Ontario High School

Editorial: FAFSA, the cruel joke for the middle class

The Free Application for Federal Student Aid (FAFSA) provides many families with financial aid necessary to make college more affordable. For some however, FAFSA provides very little financial aid and results in many students taking out excessive student loans.

College Board reports that between 2011 and 2016, there has been a 13 percent increase in tuition and fees for public four-year universities, and there has been a 10 percent increase in tuition and fees for four-year private universities. This does not include the cost for on campus housing.

The average cost of attending a public University of California is $34,200, including living on campus a year.

For many middle class students, these numbers are terrifying; their parents have many other obligations such as mortgage, car payments, etc; yet, they make too much to qualify for financial aid but too little to pay for tuition.

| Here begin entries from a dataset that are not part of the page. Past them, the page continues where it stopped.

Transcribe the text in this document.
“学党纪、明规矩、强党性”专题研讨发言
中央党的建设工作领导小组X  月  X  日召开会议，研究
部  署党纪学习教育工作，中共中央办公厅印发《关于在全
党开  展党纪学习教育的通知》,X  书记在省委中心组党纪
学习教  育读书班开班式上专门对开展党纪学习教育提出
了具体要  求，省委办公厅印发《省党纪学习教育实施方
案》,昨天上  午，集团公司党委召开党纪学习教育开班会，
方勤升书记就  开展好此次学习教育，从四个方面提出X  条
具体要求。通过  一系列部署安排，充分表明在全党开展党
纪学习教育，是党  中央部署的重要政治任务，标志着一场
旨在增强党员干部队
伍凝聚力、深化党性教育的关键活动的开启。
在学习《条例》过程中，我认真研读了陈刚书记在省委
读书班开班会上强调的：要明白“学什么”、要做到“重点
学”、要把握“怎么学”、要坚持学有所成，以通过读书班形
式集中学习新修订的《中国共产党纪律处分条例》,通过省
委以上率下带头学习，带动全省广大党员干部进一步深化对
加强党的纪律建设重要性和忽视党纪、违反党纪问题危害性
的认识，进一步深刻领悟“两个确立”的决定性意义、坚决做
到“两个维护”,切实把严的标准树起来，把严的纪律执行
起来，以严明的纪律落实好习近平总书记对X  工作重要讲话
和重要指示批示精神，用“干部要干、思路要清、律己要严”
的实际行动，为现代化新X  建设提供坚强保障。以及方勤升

FAFSA representatives reassure that “Your eligibility and aid amount depends on your EFC, your year in school, your enrollment status, and the cost of attendance at the school you will be attending. The financial aid office at your college or career school will determine how much financial aid you are eligible to receive.”

However, the price for college has become a common cause for concern. Middle class students take out loans, despite the government promising a “sufficient” amount of financial aid that will make paying for college easier.

In 2011, College Board disclosed that $5.3 billion in aid was distributed to students whom the government reported did not need aid; an additional $4 billion in federal tuition tax credits went to families with incomes of $100,000 to $180,000.

The average middle class income falls just below this tier, where the Pew Research Center reports the average middle class income is $72,919. The share of financial aid is awarded to middle class students’ affluent counterparts and their lower-income counterparts as well, leaving them neglected and struggling to pay for tuition.

Many middle class students are left with limited options, apply for federal loans issued by the government only, or apply to scholarships whereby they may excluded from some due to family’s reported income.

The middle class is dying in America, and students who are in this category are left to fend for themselves with little help from the government. After years of being told to apply to multiple schools, middle class students realize the harsh reality of the financial aid process.